Luego de muchas horas, la policía se llevó el cuerpo y ya entrada la noche empezaron a inspeccionar la vasta propiedad en busca de las temidas pruebas. Atemorizados, se fueron internando en el espeso bosque hasta que entraron en un cementerio de estelas talladas y esculturas de piedra. Nadie pudo decir palabra al encontrarse ante aquel espectáculo visual. Se trataba de un jardín meticulosamente cuidado; del pasto fresco y verde brotaban flores de varios colores y especies. Las esculturas eran auténticas obras de arte.

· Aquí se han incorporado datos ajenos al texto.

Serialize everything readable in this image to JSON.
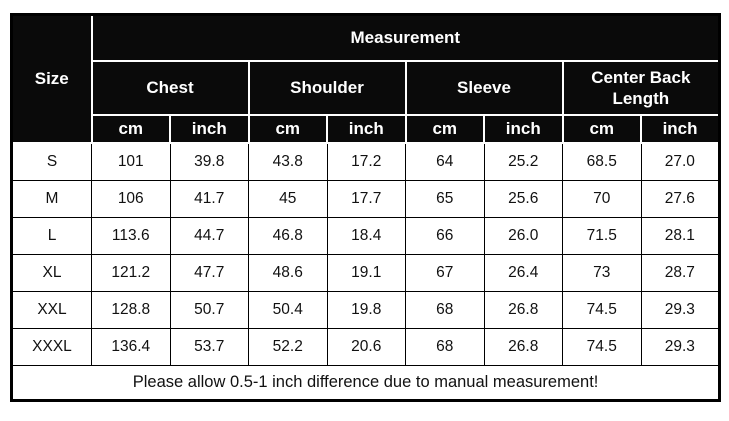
{
  "table": {
    "corner_label": "Size",
    "top_header": "Measurement",
    "groups": [
      {
        "label": "Chest"
      },
      {
        "label": "Shoulder"
      },
      {
        "label": "Sleeve"
      },
      {
        "label": "Center Back Length"
      }
    ],
    "unit_headers": [
      "cm",
      "inch",
      "cm",
      "inch",
      "cm",
      "inch",
      "cm",
      "inch"
    ],
    "rows": [
      {
        "size": "S",
        "values": [
          "101",
          "39.8",
          "43.8",
          "17.2",
          "64",
          "25.2",
          "68.5",
          "27.0"
        ]
      },
      {
        "size": "M",
        "values": [
          "106",
          "41.7",
          "45",
          "17.7",
          "65",
          "25.6",
          "70",
          "27.6"
        ]
      },
      {
        "size": "L",
        "values": [
          "113.6",
          "44.7",
          "46.8",
          "18.4",
          "66",
          "26.0",
          "71.5",
          "28.1"
        ]
      },
      {
        "size": "XL",
        "values": [
          "121.2",
          "47.7",
          "48.6",
          "19.1",
          "67",
          "26.4",
          "73",
          "28.7"
        ]
      },
      {
        "size": "XXL",
        "values": [
          "128.8",
          "50.7",
          "50.4",
          "19.8",
          "68",
          "26.8",
          "74.5",
          "29.3"
        ]
      },
      {
        "size": "XXXL",
        "values": [
          "136.4",
          "53.7",
          "52.2",
          "20.6",
          "68",
          "26.8",
          "74.5",
          "29.3"
        ]
      }
    ],
    "footer_note": "Please allow 0.5-1 inch difference due to manual measurement!"
  },
  "colors": {
    "header_bg": "#0a0a0a",
    "header_text": "#ffffff",
    "body_text": "#111111",
    "border": "#000000",
    "page_bg": "#ffffff"
  }
}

Había figuras de niños, niñas, adultos, ancianos. Todos llevaban alas, quienes de mariposa, quienes alas de pájaros. La talla no seguía una técnica clásica sino más bien una impresionista. Las formas de los cuerpos y de los rostros estaban a penas esbozadas por hábiles golpes de cincel. Pero eran tallas maravillosas, de sorprendente virtuosismo. Aquel conjunto era como un ejército de ángeles de piedra a punto de lanzar el vuelo.
Pasada la primera impresión, los policías empezaron a cavar debajo de algunas esculturas esperando encontrarse lo peor. Pero lo que encontraron fue, una a una, pequeños relicarios de madera que contenían una fotografía, algunos objetos personales y un poema dedicado al fotografiado.
Luego de una detallada investigación, los expertos no encontraron en toda la propiedad nada que indicara que el hombrecillo negro hubiese incurrido en algún delito. A los pocos días apareció un breve artículo en el periódico local que decía:
“El misterioso propietario de la mansión de ladrillo, conocido por todos como el ‘hombrecillo negro’, se quitó la vida en su residencia –la cual protegía de los ojos de los curiosos con recelo obsesivo-, hace algunos días. Ahora se sabe que salía muy de vez en cuando de su casa en busca de bloques de piedra para poder esculpir la figura de algún protagonista importante de su pasado. Dedicó su vida a levantarle monumentos a sus memorias y colocándolas todas juntas era como si cobraran vida otra vez. Pero el mundo de hoy está demasiado agobiado por sus temores y paranoias. Hasta un inocente demasiado celoso de sus recuerdos puede hacer de su nostalgia un motivo de sospecha. Y pagar el precio”.